Wer jetzt immer noch die Augen verschließt und meint, für Deutschland gilt das alles nicht, dem ist nicht mehr zu helfen. Eine sich immer mehr divergierende Gesellschaft, wird immer unfriedlicher. Das mag man beklagen, aber es gilt der alte Satz von Merkel: "Multikulti ist gescheitert!"
https://www.spiegel.de/politik/deutschland/integration-merkel-erklaert-multikulti-fuer-gescheitert-a-723532.html
Die Tragik ist halt auch, dass Trump z.B. mit seiner Aussage zu Schweden Recht behalten sollte, auch wenn man ihn 2017 medial allseits verspottet hat. Man sollte halt immer bei der Wahrheit bleiben - das gilt für jeden politischen Teilnehmer.
@Peter
Schweden hat eine 180 Grad Wende hingelegt. Man spricht dort von "Systembedrohung" und "die Anstrengungen im Kampf gegen die Bandenkriminalität seien fehlschlagen."

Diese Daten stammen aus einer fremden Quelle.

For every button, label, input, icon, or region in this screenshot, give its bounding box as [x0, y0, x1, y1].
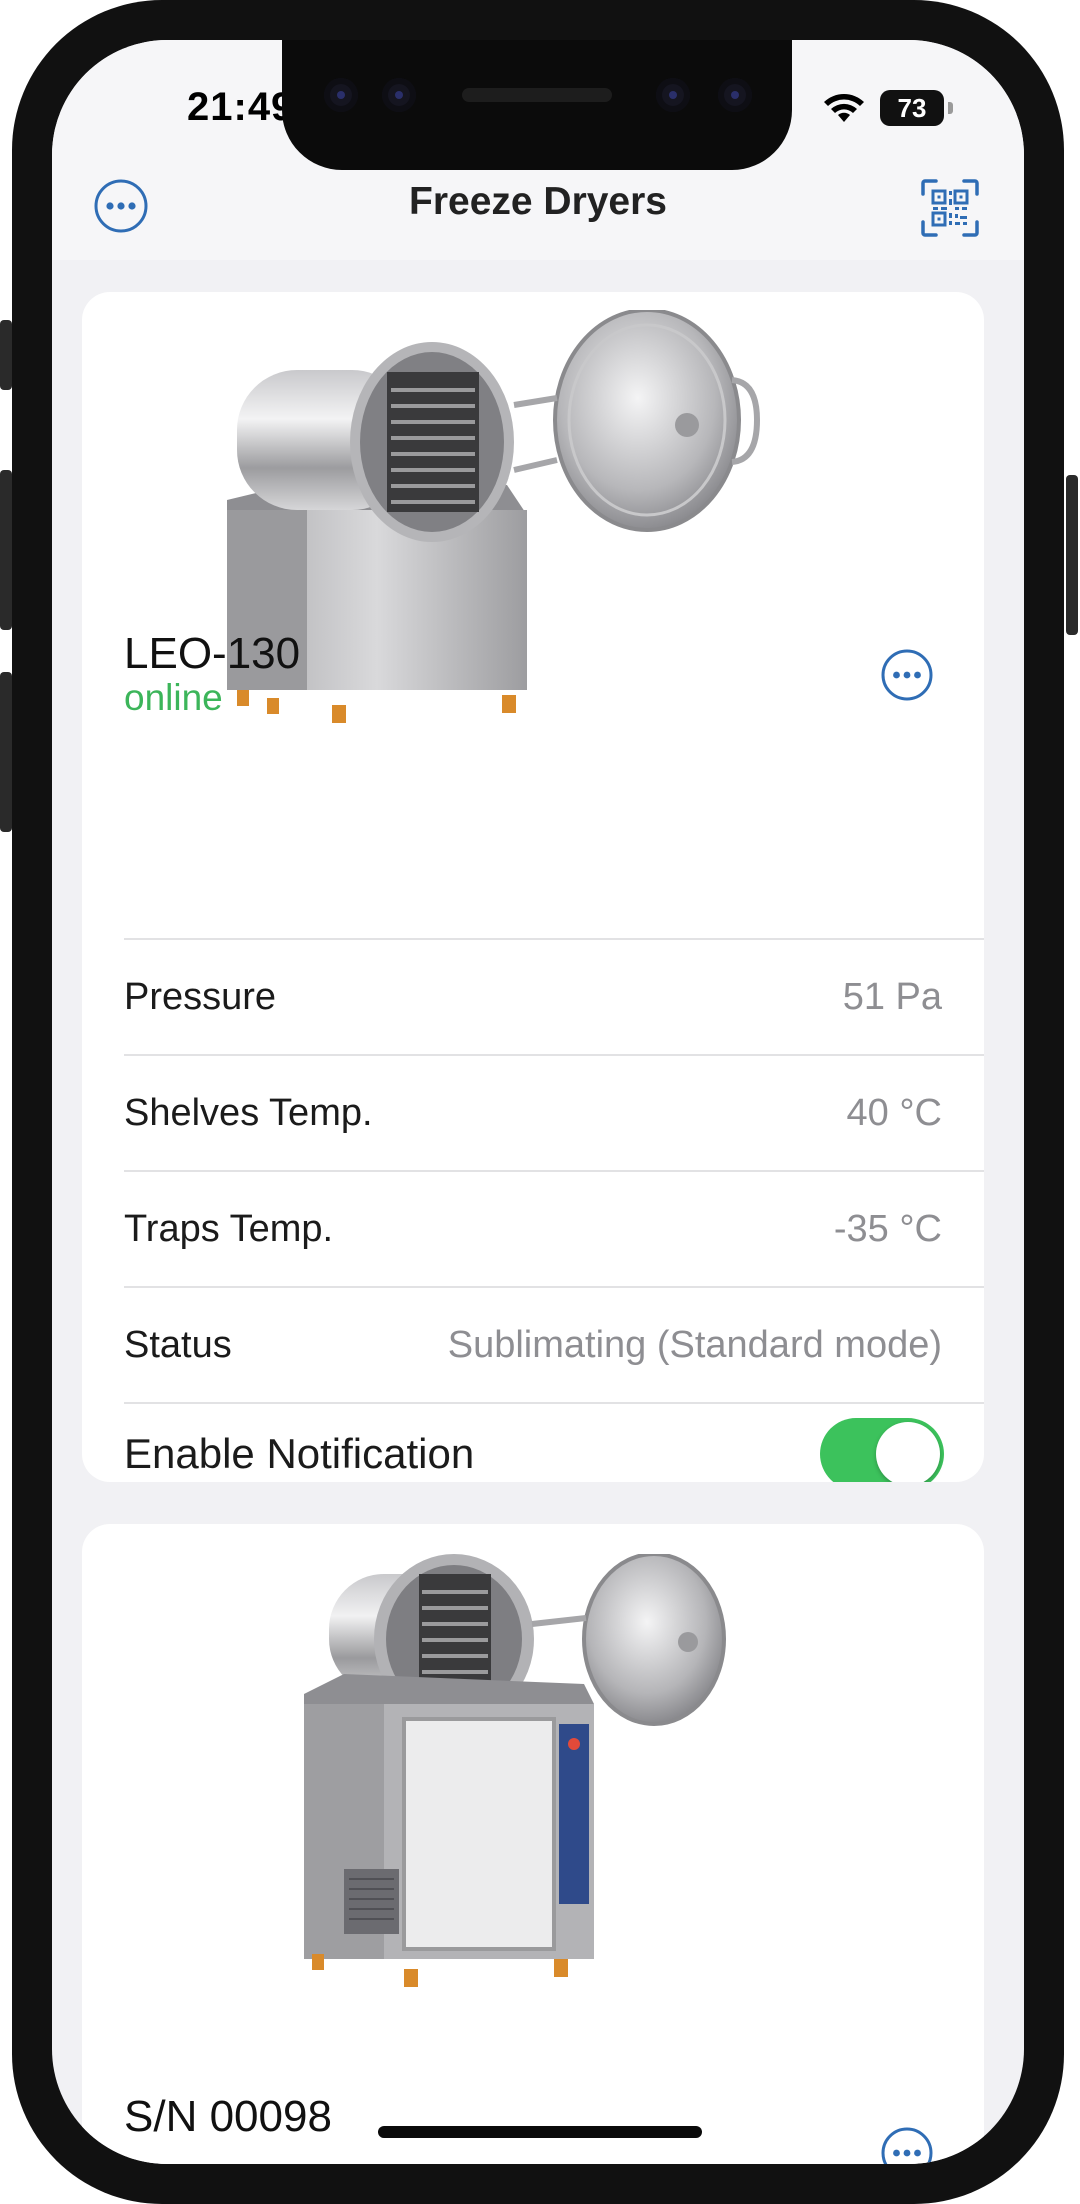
row-label: Traps Temp. [124, 1208, 334, 1250]
pressure-row: Pressure 51 Pa [124, 938, 984, 1056]
row-value: 51 Pa [842, 976, 942, 1018]
device-more-icon[interactable] [880, 2126, 934, 2164]
row-label: Status [124, 1324, 232, 1366]
notification-toggle[interactable] [820, 1418, 944, 1482]
freeze-dryer-image [227, 310, 761, 723]
traps-temp-row: Traps Temp. -35 °C [124, 1170, 984, 1288]
row-value: 40 °C [846, 1092, 942, 1134]
freeze-dryer-image [304, 1554, 726, 1987]
device-name: LEO-130 [124, 629, 301, 678]
dynamic-island [282, 40, 792, 170]
toggle-knob [876, 1422, 940, 1482]
row-label: Pressure [124, 976, 277, 1018]
camera-icon [718, 78, 752, 112]
battery-indicator: 73 [880, 90, 944, 126]
shelves-temp-row: Shelves Temp. 40 °C [124, 1054, 984, 1172]
device-card[interactable]: S/N 00098 [82, 1524, 984, 2164]
page-title: Freeze Dryers [409, 180, 667, 223]
device-status: online [124, 677, 223, 718]
sensor-icon [382, 78, 416, 112]
sensor-icon [324, 78, 358, 112]
earpiece-speaker [462, 88, 612, 102]
action-button [0, 320, 12, 390]
row-value: Sublimating (Standard mode) [447, 1324, 942, 1366]
power-button [1066, 475, 1078, 635]
row-label: Shelves Temp. [124, 1092, 373, 1134]
volume-down-button [0, 672, 12, 832]
notification-label: Enable Notification [124, 1430, 475, 1477]
notification-row: Enable Notification [124, 1402, 984, 1482]
sensor-icon [656, 78, 690, 112]
device-more-icon[interactable] [880, 648, 934, 702]
volume-up-button [0, 470, 12, 630]
navigation-bar: 21:49 73 Freeze Dryers [52, 40, 1024, 260]
phone-frame: 21:49 73 Freeze Dryers LEO-130 online Pr… [12, 0, 1064, 2204]
device-name: S/N 00098 [124, 2092, 332, 2141]
device-card[interactable]: LEO-130 online Pressure 51 Pa Shelves Te… [82, 292, 984, 1482]
battery-level: 73 [897, 92, 927, 123]
app-screen: 21:49 73 Freeze Dryers LEO-130 online Pr… [52, 40, 1024, 2164]
qr-scan-icon[interactable] [920, 178, 980, 238]
row-value: -35 °C [833, 1208, 942, 1250]
wifi-icon [824, 94, 864, 122]
battery-tip [948, 102, 953, 114]
home-indicator[interactable] [378, 2126, 702, 2138]
status-row: Status Sublimating (Standard mode) [124, 1286, 984, 1404]
status-time: 21:49 [187, 85, 295, 129]
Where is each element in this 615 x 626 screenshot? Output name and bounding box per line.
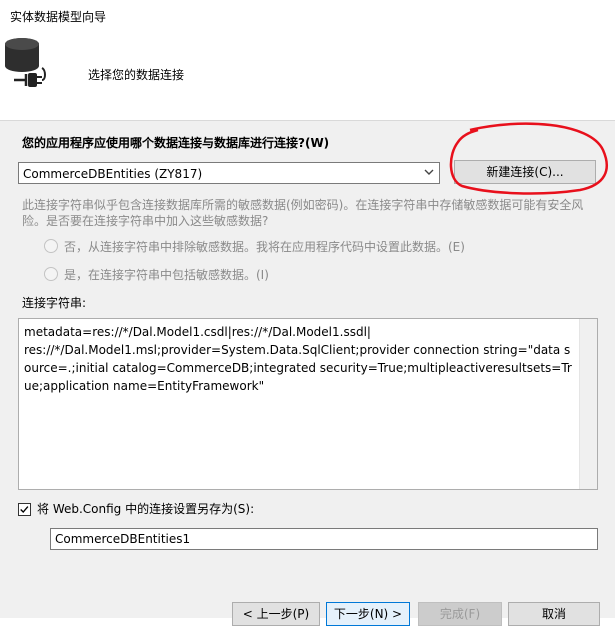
page-title: 选择您的数据连接 (88, 68, 185, 82)
save-connection-checkbox[interactable] (18, 503, 31, 516)
database-plug-icon (5, 38, 46, 87)
sensitive-data-note: 此连接字符串似乎包含连接数据库所需的敏感数据(例如密码)。在连接字符串中存储敏感… (22, 198, 584, 228)
connection-select[interactable]: CommerceDBEntities (ZY817) (18, 162, 440, 184)
connection-string-label: 连接字符串: (22, 296, 87, 310)
save-connection-label: 将 Web.Config 中的连接设置另存为(S): (37, 502, 255, 516)
radio-include-sensitive[interactable]: 是，在连接字符串中包括敏感数据。(I) (44, 266, 269, 283)
finish-button: 完成(F) (418, 602, 502, 626)
entity-name-input[interactable] (50, 528, 598, 550)
connection-string-text: metadata=res://*/Dal.Model1.csdl|res://*… (24, 325, 572, 393)
chevron-down-icon[interactable] (423, 166, 435, 178)
window-title: 实体数据模型向导 (10, 10, 107, 24)
connection-select-value: CommerceDBEntities (ZY817) (23, 167, 203, 181)
previous-button[interactable]: < 上一步(P) (232, 602, 320, 626)
radio-include-label: 是，在连接字符串中包括敏感数据。(I) (64, 268, 269, 282)
title-bar: 实体数据模型向导 (0, 0, 615, 30)
radio-exclude-label: 否，从连接字符串中排除敏感数据。我将在应用程序代码中设置此数据。(E) (64, 240, 465, 254)
radio-circle[interactable] (44, 239, 58, 253)
connection-string-scrollbar[interactable] (579, 319, 597, 489)
radio-circle[interactable] (44, 267, 58, 281)
wizard-header: 选择您的数据连接 (0, 30, 615, 121)
radio-exclude-sensitive[interactable]: 否，从连接字符串中排除敏感数据。我将在应用程序代码中设置此数据。(E) (44, 238, 465, 255)
connection-string-textarea[interactable]: metadata=res://*/Dal.Model1.csdl|res://*… (18, 318, 598, 490)
save-connection-checkbox-row[interactable]: 将 Web.Config 中的连接设置另存为(S): (18, 500, 254, 517)
connection-question: 您的应用程序应使用哪个数据连接与数据库进行连接?(W) (22, 136, 330, 150)
new-connection-button[interactable]: 新建连接(C)... (454, 160, 596, 184)
checkmark-icon (20, 506, 29, 514)
next-button[interactable]: 下一步(N) > (326, 602, 410, 626)
cancel-button[interactable]: 取消 (508, 602, 600, 626)
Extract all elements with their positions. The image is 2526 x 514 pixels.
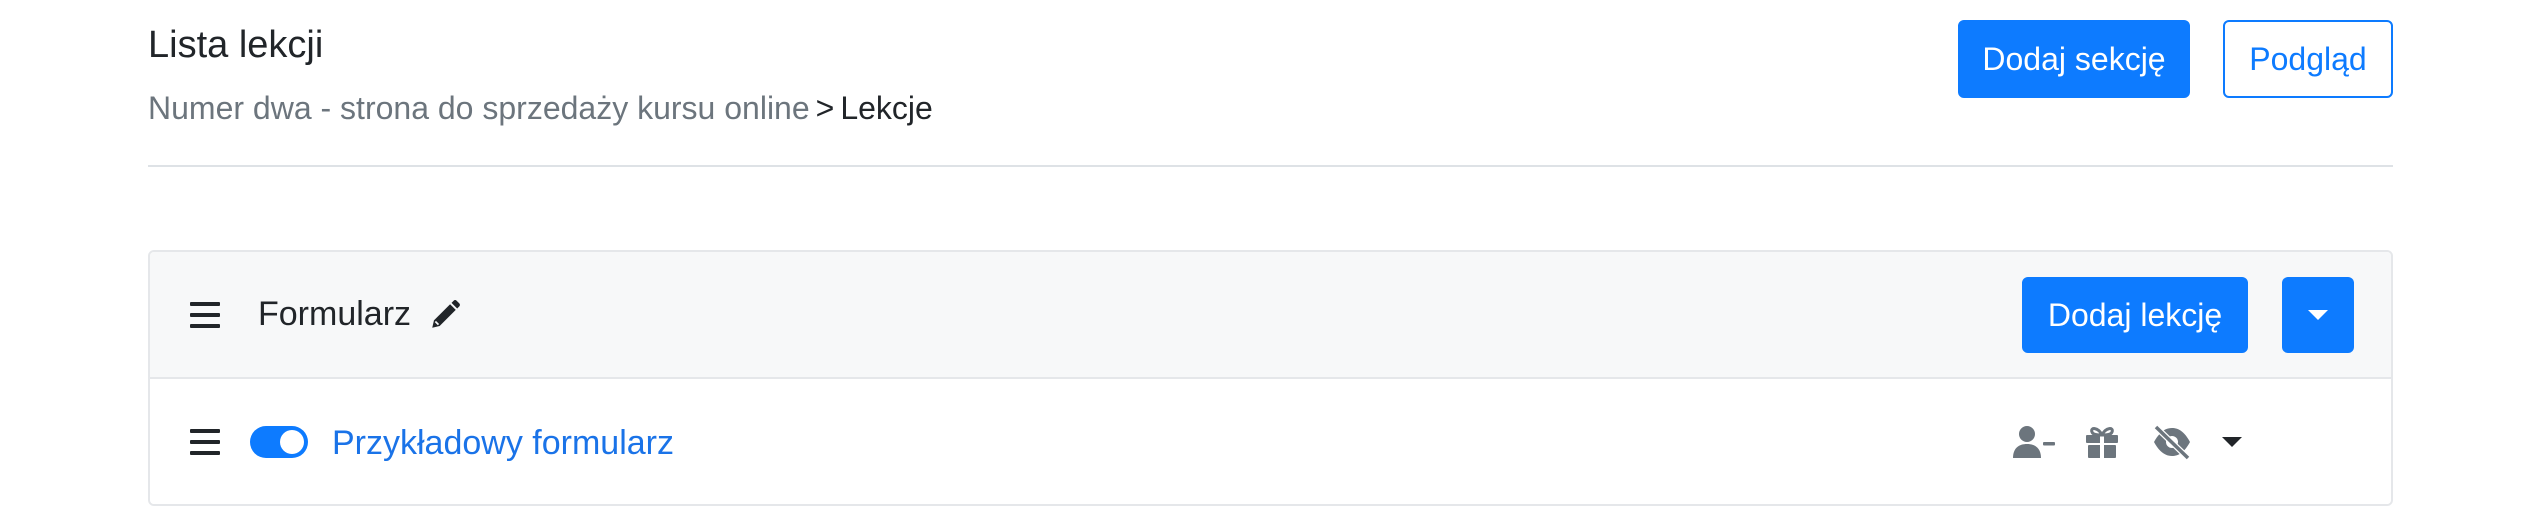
lesson-published-toggle[interactable] [250,426,308,458]
caret-down-icon [2222,437,2242,447]
eye-slash-icon[interactable] [2150,422,2194,462]
header-divider [148,165,2393,167]
lesson-title-link[interactable]: Przykładowy formularz [332,419,674,467]
breadcrumb-separator: > [815,90,835,126]
section-dropdown-button[interactable] [2282,277,2354,353]
lesson-dropdown-button[interactable] [2212,424,2252,460]
preview-button[interactable]: Podgląd [2223,20,2393,98]
lesson-row: Przykładowy formularz [150,379,2391,504]
section-title: Formularz [258,295,412,333]
gift-icon[interactable] [2080,422,2124,462]
breadcrumb-current: Lekcje [840,90,933,126]
add-lesson-button[interactable]: Dodaj lekcję [2022,277,2248,353]
page-header: Lista lekcji Numer dwa - strona do sprze… [148,18,2393,126]
add-section-button[interactable]: Dodaj sekcję [1958,20,2190,98]
breadcrumb: Numer dwa - strona do sprzedaży kursu on… [148,86,933,130]
breadcrumb-parent[interactable]: Numer dwa - strona do sprzedaży kursu on… [148,90,810,126]
user-minus-icon[interactable] [2012,422,2056,462]
bars-icon[interactable] [190,302,220,328]
page-title: Lista lekcji [148,24,324,66]
pencil-icon[interactable] [428,298,462,332]
caret-down-icon [2308,310,2328,320]
bars-icon[interactable] [190,429,220,455]
section-card: Formularz Dodaj lekcję Przykładowy formu… [148,250,2393,506]
section-header: Formularz Dodaj lekcję [150,252,2391,379]
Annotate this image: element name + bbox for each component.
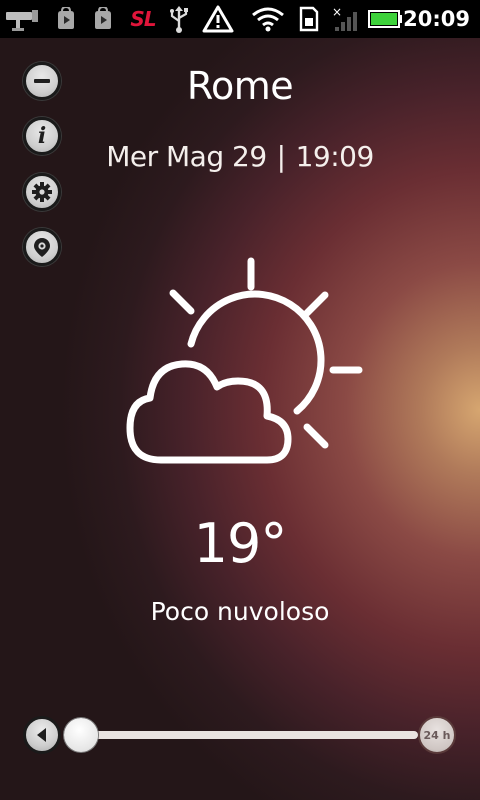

https://www.focus.de/politik/ausland/migrationspolitik-in-schweden-regierung-in-schweden-unter-druck-kurswechsel-in-der-asylpolitik_id_12485702.html
@Nicola L.
Lesen sie sich den von Ihnen verlinkten Artikel nochmal durch. Das Problem sidn nicht die aktuell eintreffenden Migranten oder Flüchtlinge. Die fassen sogar schneller Fuß wie die bisheirgen. Dank besserer Integrationsbemühungen.
Ist ebenfalls hier oder auch in Frankreich noch viel extremer. Migranten wurden sich selebr überlassen, haben sich in sozialschwachen Vororten niedergelassen und das Ergebnis ist abgehängte Stadtteile, wo die Kriminalitätsrate sehr hoch ist.
Deshalb muss Migration gesteuert werden. Man darf diese nicht sich selbst überlassen werden wie beispielsweise die Gastarbeiter oder die arabischen Flüchtlinge vor 50 Jahren. Zudem sollte man versuchen Kriegsflüchtlinge möglichst heimatnah zu unterstützen. Jede dort eingesetzte Million dort, spart hunderte Millionen hier.